February 25, 2011
DM Screen – Not Just For the DM
Let’s take a look at the 4E DM screen. I’ll be looking at the one that came out when the game was released, not the one released this past week.
Experience Point Rewards- The amount of xp gained for killing a monster by comparative level. Not of any use for the players, since xp is handed out by the DM.
Damage by Level- Details on how much damage an attack can do, comparative to level. While this could be useful for extrapolating how much damage an off-the-wall (swing from the chandelier onto the monster) attack does, in the end it is the purview of the DM to judge this.
Food, Drink and Lodging- Prices for common costs. An excellent resource for the players, especially for the games where haggling is not done and the players pay list price. I know in my game when the characters buy such items I tell them to look up the price and pay it.
Light Sources- Light range and duration. How long does a lantern stay lit? This chart will let the players know.
Character Advancement- Every time after I hand out xp the first thing the p[layers do is ask themselves if they leveled and how far until they do level. This chart covers that for them.
Actions in Combat- Is opening a door a move action or a minor action? (Minor) This handy chart lets the players know exactly what type of action certain things are.
Combat Advantage- This lists what grants combat advantage. Handy, but not needed because of a better chart on Panel Four.
Attack Modifiers- A wonderful chart listing what the numbers are for some common circumstance modifiers. Worried you might be forgetting a modifier? Take a quick look at this chart.
DCs to Break Stuff- A list of target numbers for breaking common items in a dungeon. This is of limited use. Often there are modifiers to these sort of tasks known only to the DM (sure it looks like a wooden chest but little do the players know it is a wooden veneer covering adamantium). In addition most modules have their own DCs for items found in the adventure and they do not always follow this chart. However, the chart does give the players a rough idea of how difficult it would be to break an item.
Target DCs- This is a catch-all table to aid the DM in determining DCs for various unexpected actions. Not of much use for the players.
Fall Severity- This chart determines how much potential damage a fall could be by level: Painful, Perilous, Deadly. Of limited use to a player unless he is planning on jumping from a great height and is wondering how dangerous it would be.
DCs for Skills- This chart lists common activities, such as climbing and tracking, and gives the DC formula for it. As already mentioned DCs are never set in stone so this is of limited use. However, the chart also lists the skill used for the action. For instance, Escaping from Restraints is an Acrobatics skill check, not Athletics. There are also little bits of information to be gleaned here. I’ve been playing 4E for a couple of years now and just recently learned Heal can be used to let a character make an immediate saving throw.
Rolling Attacks and Checks- The basic die roll mechanic for 4E. So basic it’s silly to have it here.

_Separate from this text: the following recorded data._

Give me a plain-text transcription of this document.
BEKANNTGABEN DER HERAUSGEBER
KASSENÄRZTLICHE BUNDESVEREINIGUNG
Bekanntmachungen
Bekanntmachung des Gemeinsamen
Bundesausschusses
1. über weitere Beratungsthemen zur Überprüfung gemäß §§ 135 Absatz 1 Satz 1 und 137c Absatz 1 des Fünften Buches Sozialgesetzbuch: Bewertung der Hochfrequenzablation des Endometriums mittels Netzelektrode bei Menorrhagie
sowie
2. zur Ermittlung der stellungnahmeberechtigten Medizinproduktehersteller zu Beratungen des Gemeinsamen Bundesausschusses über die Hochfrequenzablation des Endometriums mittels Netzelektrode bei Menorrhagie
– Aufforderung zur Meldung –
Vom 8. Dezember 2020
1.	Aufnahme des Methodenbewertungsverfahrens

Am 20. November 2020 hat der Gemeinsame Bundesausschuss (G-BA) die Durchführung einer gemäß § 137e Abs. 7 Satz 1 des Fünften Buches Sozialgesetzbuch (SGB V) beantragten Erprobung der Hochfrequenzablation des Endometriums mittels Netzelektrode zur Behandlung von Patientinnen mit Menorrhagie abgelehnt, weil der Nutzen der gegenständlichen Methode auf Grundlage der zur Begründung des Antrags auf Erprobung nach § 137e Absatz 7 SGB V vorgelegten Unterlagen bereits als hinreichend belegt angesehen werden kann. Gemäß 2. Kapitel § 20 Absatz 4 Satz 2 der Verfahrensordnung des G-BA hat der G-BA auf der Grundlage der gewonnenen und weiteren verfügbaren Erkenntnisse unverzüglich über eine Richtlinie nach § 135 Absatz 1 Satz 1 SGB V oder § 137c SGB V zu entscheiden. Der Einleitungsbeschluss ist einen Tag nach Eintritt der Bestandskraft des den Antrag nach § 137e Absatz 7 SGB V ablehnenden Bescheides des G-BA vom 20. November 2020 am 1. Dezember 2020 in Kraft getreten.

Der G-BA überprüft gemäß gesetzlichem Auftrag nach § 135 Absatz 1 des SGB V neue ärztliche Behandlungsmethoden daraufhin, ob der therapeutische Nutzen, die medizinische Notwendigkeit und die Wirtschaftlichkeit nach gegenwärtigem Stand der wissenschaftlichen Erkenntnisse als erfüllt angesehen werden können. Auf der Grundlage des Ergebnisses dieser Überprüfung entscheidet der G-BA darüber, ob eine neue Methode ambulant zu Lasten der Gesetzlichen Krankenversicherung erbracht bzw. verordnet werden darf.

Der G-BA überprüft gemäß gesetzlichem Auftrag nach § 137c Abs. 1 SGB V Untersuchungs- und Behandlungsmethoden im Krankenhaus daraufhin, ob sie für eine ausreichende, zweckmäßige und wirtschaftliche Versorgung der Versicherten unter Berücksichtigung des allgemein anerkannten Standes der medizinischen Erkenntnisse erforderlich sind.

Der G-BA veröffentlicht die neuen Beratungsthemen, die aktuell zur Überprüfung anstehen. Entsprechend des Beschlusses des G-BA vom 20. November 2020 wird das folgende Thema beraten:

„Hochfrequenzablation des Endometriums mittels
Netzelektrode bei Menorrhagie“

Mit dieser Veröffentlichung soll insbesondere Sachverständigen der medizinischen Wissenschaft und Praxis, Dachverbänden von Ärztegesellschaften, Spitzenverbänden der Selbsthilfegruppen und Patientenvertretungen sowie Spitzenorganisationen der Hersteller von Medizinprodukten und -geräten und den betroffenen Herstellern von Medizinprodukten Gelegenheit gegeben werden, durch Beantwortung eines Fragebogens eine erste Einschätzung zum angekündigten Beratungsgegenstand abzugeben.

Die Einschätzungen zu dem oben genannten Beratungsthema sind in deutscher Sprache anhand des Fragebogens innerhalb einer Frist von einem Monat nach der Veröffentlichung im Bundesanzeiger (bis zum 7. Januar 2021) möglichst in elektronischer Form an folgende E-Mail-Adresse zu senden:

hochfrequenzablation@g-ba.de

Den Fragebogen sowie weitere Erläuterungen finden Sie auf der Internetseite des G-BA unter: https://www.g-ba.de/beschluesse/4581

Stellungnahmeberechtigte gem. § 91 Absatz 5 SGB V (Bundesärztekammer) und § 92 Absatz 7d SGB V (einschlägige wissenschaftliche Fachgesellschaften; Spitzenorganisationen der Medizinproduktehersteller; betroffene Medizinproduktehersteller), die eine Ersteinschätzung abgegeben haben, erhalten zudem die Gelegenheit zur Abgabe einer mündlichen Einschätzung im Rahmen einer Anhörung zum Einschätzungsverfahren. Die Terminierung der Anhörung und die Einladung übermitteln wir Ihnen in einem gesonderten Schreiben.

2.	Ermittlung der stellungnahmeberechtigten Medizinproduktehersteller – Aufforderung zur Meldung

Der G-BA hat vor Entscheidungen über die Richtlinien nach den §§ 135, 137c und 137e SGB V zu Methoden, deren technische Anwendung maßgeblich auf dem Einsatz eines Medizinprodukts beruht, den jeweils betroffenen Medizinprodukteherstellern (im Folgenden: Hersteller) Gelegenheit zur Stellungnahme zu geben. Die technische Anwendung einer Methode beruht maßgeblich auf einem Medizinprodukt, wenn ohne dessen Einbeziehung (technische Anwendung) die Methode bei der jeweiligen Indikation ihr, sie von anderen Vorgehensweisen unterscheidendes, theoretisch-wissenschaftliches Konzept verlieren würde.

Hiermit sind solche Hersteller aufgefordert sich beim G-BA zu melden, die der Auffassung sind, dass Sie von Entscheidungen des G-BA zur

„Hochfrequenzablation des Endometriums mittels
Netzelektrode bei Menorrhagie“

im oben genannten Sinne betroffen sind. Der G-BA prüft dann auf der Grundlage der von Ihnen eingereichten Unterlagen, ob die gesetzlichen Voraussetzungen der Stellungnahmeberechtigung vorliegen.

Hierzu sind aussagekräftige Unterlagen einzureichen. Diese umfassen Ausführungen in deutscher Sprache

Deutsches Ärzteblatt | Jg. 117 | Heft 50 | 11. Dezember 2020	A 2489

Cover/Concealment- While it is the judgment call of the DM as to how much concealment/cover a target has during a fight, this chart can give the players an idea of how much of a penalty they will suffer when trying that attack.
Conditions- An extremely handy chart of all the conditions to be found in 4E. Are you Dazed? This chart will tell you what that means. Does having the monster prone grant combat advantage? This chart will answer that. This article actually came to mind watching one of my players. He kept his PHB open to the page listing the conditions so he could keep track of what it all meant, both for himself and the monsters he was fighting. Instead of flipping through the PHB a player can have all kinds of information on a DM screen.
Healing a Dying Character- Good for a player to know.
Death and Dying- It is the players who take care of this, so its best if they have access to the information, especially since it does not come up each encounter (unless the DM is a hard one).
From this analysis we can see that alot of the information to be found on a DM screen is pertinent and of use to the players. There is also no information that needs to be hidden from the players on this chart (other game screen may vary on this issue). One of the key goals of a DM screen is to provide as much useful information for gameplay as possible. Players could also use this information, so the DM screen is not just for the DM anymore. Will I allow the players to hide their rolls behind a screen? No, but I think I might just pick up the new DM screen and give them my old one to use for themselves.